Nothing is more place-intensive and grounding than dairy farming. And nothing is more freeing than opting out of it when the right time comes.
In the past 10 years since retiring from the twice-daily demands of milking 20 to 30 cows, I have traveled globally from the Midwestern United States to New Zealand; Fiji; London; southern Germany; Zurich and Basel, Switzerland; and Barcelona, Spain. I’ve also been to the national parks in California and Utah; northern Michigan; upstate New York; Washington, D.C.; Virginia; and Connecticut. (Chicago hardly seems to count, though I love that city; it’s just a four-hour drive from my home in Indiana.) I anticipate Iceland, Barcelona (oh, again and again), and Chile. My son tends my dog and the two remaining farm animals when I’m away.

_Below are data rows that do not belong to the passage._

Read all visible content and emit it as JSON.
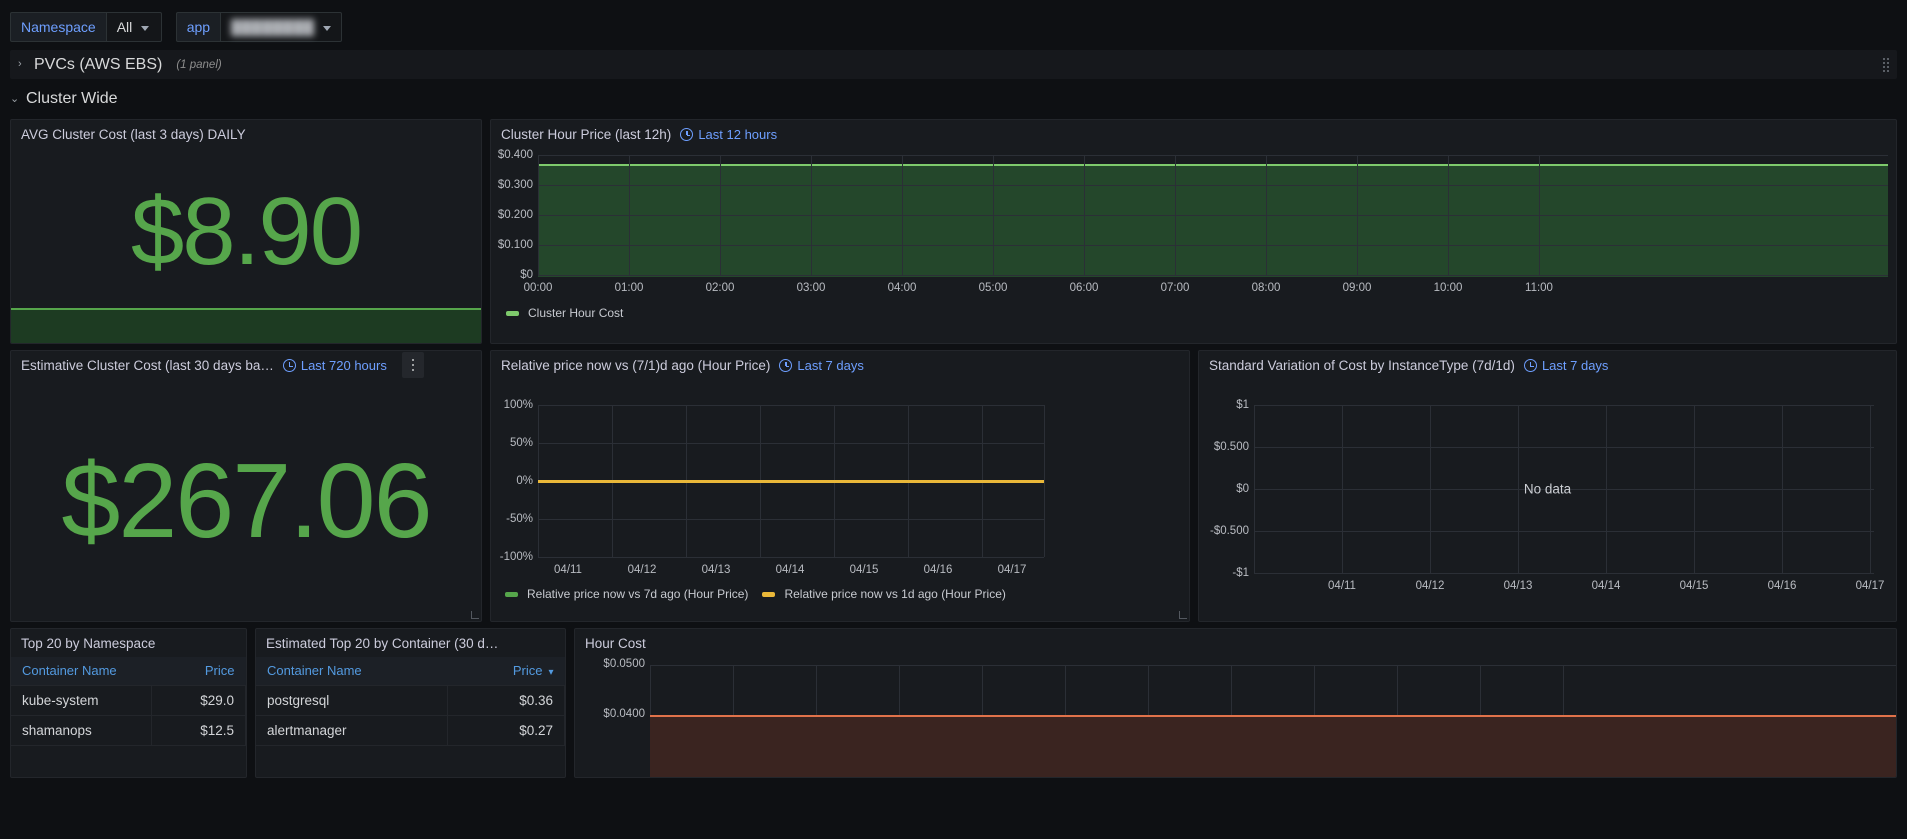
{
  "variables": [
    {
      "label": "Namespace",
      "value": "All",
      "redacted": false,
      "name": "namespace"
    },
    {
      "label": "app",
      "value": "████████",
      "redacted": true,
      "name": "app"
    }
  ],
  "rows": [
    {
      "title": "PVCs (AWS EBS)",
      "panel_count": "(1 panel)",
      "collapsed": true,
      "chevron": "›"
    },
    {
      "title": "Cluster Wide",
      "panel_count": "",
      "collapsed": false,
      "chevron": "⌄"
    }
  ],
  "colors": {
    "green": "#56a64b",
    "green_light": "#7eca6c",
    "green_fill": "#24472b",
    "yellow": "#eab839",
    "orange": "#e0724a",
    "orange_fill": "#3a2420",
    "blue": "#6e9fff",
    "link_blue": "#539ae0",
    "panel_bg": "#181b1f",
    "page_bg": "#0e1013"
  },
  "panels": {
    "avg_cluster_cost": {
      "title": "AVG Cluster Cost (last 3 days) DAILY",
      "value": "$8.90"
    },
    "cluster_hour_price": {
      "title": "Cluster Hour Price (last 12h)",
      "time_range": "Last 12 hours"
    },
    "estimative_cluster_cost": {
      "title": "Estimative Cluster Cost (last 30 days ba…",
      "time_range": "Last 720 hours",
      "value": "$267.06"
    },
    "relative_price": {
      "title": "Relative price now vs (7/1)d ago (Hour Price)",
      "time_range": "Last 7 days"
    },
    "standard_variation": {
      "title": "Standard Variation of Cost by InstanceType (7d/1d)",
      "time_range": "Last 7 days",
      "no_data": "No data"
    },
    "top20_namespace": {
      "title": "Top 20 by Namespace",
      "columns": [
        "Container Name",
        "Price"
      ],
      "rows": [
        {
          "name": "kube-system",
          "price": "$29.0"
        },
        {
          "name": "shamanops",
          "price": "$12.5"
        }
      ]
    },
    "estimated_top20_container": {
      "title": "Estimated Top 20 by Container (30 d…",
      "columns": [
        "Container Name",
        "Price"
      ],
      "sorted_column": "Price",
      "rows": [
        {
          "name": "postgresql",
          "price": "$0.36"
        },
        {
          "name": "alertmanager",
          "price": "$0.27"
        }
      ]
    },
    "hour_cost": {
      "title": "Hour Cost"
    }
  },
  "chart_data": [
    {
      "id": "cluster_hour_price",
      "type": "area",
      "title": "Cluster Hour Price (last 12h)",
      "xlabel": "",
      "ylabel": "",
      "ylim": [
        0,
        0.4
      ],
      "ytick_labels": [
        "$0.400",
        "$0.300",
        "$0.200",
        "$0.100",
        "$0"
      ],
      "ytick_values": [
        0.4,
        0.3,
        0.2,
        0.1,
        0
      ],
      "grid": true,
      "legend_position": "bottom",
      "series": [
        {
          "name": "Cluster Hour Cost",
          "color": "#7eca6c",
          "x": [
            "00:00",
            "01:00",
            "02:00",
            "03:00",
            "04:00",
            "05:00",
            "06:00",
            "07:00",
            "08:00",
            "09:00",
            "10:00",
            "11:00"
          ],
          "values": [
            0.375,
            0.375,
            0.375,
            0.375,
            0.375,
            0.375,
            0.375,
            0.375,
            0.375,
            0.375,
            0.375,
            0.375
          ]
        }
      ],
      "xtick_labels": [
        "00:00",
        "01:00",
        "02:00",
        "03:00",
        "04:00",
        "05:00",
        "06:00",
        "07:00",
        "08:00",
        "09:00",
        "10:00",
        "11:00"
      ]
    },
    {
      "id": "relative_price",
      "type": "line",
      "title": "Relative price now vs (7/1)d ago (Hour Price)",
      "xlabel": "",
      "ylabel": "",
      "ylim": [
        -100,
        100
      ],
      "ytick_labels": [
        "100%",
        "50%",
        "0%",
        "-50%",
        "-100%"
      ],
      "ytick_values": [
        100,
        50,
        0,
        -50,
        -100
      ],
      "grid": true,
      "legend_position": "bottom",
      "xtick_labels": [
        "04/11",
        "04/12",
        "04/13",
        "04/14",
        "04/15",
        "04/16",
        "04/17"
      ],
      "series": [
        {
          "name": "Relative price now vs 7d ago (Hour Price)",
          "color": "#56a64b",
          "values": [
            0,
            0,
            0,
            0,
            0,
            0,
            0
          ]
        },
        {
          "name": "Relative price now vs 1d ago (Hour Price)",
          "color": "#eab839",
          "values": [
            0,
            0,
            0,
            0,
            0,
            0,
            0
          ]
        }
      ]
    },
    {
      "id": "standard_variation",
      "type": "line",
      "title": "Standard Variation of Cost by InstanceType (7d/1d)",
      "xlabel": "",
      "ylabel": "",
      "ylim": [
        -1,
        1
      ],
      "ytick_labels": [
        "$1",
        "$0.500",
        "$0",
        "-$0.500",
        "-$1"
      ],
      "ytick_values": [
        1,
        0.5,
        0,
        -0.5,
        -1
      ],
      "grid": true,
      "xtick_labels": [
        "04/11",
        "04/12",
        "04/13",
        "04/14",
        "04/15",
        "04/16",
        "04/17"
      ],
      "series": [],
      "annotation": "No data"
    },
    {
      "id": "hour_cost",
      "type": "area",
      "title": "Hour Cost",
      "xlabel": "",
      "ylabel": "",
      "ylim": [
        0,
        0.05
      ],
      "ytick_labels": [
        "$0.0500",
        "$0.0400"
      ],
      "ytick_values": [
        0.05,
        0.04
      ],
      "grid": true,
      "series": [
        {
          "name": "Hour Cost",
          "color": "#e0724a",
          "values": [
            0.04,
            0.04,
            0.04,
            0.04,
            0.04,
            0.04
          ]
        }
      ]
    },
    {
      "id": "top20_namespace",
      "type": "table",
      "title": "Top 20 by Namespace",
      "columns": [
        "Container Name",
        "Price"
      ],
      "rows": [
        [
          "kube-system",
          "$29.0"
        ],
        [
          "shamanops",
          "$12.5"
        ]
      ]
    },
    {
      "id": "estimated_top20_container",
      "type": "table",
      "title": "Estimated Top 20 by Container (30 d…",
      "columns": [
        "Container Name",
        "Price"
      ],
      "rows": [
        [
          "postgresql",
          "$0.36"
        ],
        [
          "alertmanager",
          "$0.27"
        ]
      ]
    }
  ]
}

All that travel sounds exotic, and so it is. Leaving behind the milk room and the farmhouse with its front porch swing to explore the beaches and reefs of Fiji, the Gaudí architecture and tapas patios of Spain, and the lanes winding through Europe – designed for losing one’s bearings and all sense of direction and place – is an enormous transition from the geometric grids, plain styles, and palettes of the Midwest.
Still, I have found that every travel experience is ultimately grounding and evocative of home in some way. It might be a bird, like the New Zealand fantail, so reminiscent of the Carolina wrens nesting on the farm. It might be a field of cows grazing in the Alsace. It might be a nature trail anywhere, or a quiet, rainy morning.

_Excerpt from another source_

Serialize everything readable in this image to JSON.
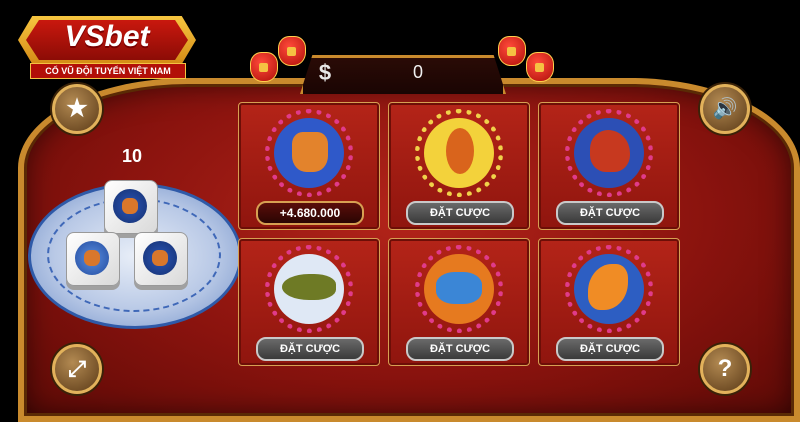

In Barcelona recently, the reminder of home habits and rhythms arrived with the simple need to do some laundry. It was a daily chore when I farmed, now done on a weekly basis and a more flexible time frame, particularly when traveling.
Midway through my two-week stay in Spain I bagged a bundle of clothes and spent a futile morning following directions to venues that supposedly took in dirty clothes and presented them clean and folded a few hours later. But all were dry cleaners, as hand gestures and arched eyebrows soon made clear. (I am not conversant in Spanish.)
Eventually a helpful clerk at my hotel found a local woman who would pick it up and deliver it the same day. I set out afoot for some shopping that day, relieved in the knowledge that my duds, stuffed into the colorful vinyl tote bag I’d bought in Switzerland and left behind the counter in the hotel lobby, would be dealt with during my absence.
Minutes later, while exchanging some money at a bank, I spotted a woman at a nearby clerk’s window doing some transaction of her own. Her tipped-over bag was enormously familiar, the picturesque chalet and mountains right out of a deeply evocative Alpine landscape. I eyed the plastic bags of jumbled clothes, half in, half out on the floor, and suddenly realized it was all mine.
My laundry was exactly in the disarray it might have been in had I gotten distracted en route to my basement washing machine. I collected my euros and exited forthwith, knowing she was depositing her just-collected payment for my wash. I did not approach her; something about her stalwart demeanor and no-nonsense posture reminded me too much of the Midwest, which I had briefly escaped. I simply left and hoped for the best at day’s end.
Barcelona suddenly seemed a lot less exotic for a moment. You might even say homey.
Best of all, freshly washed and perfectly folded clothes awaited me that evening, and that is more than I can say would have happened under my own steam back home.
Sometimes the exotic is just that, in unanticipated ways.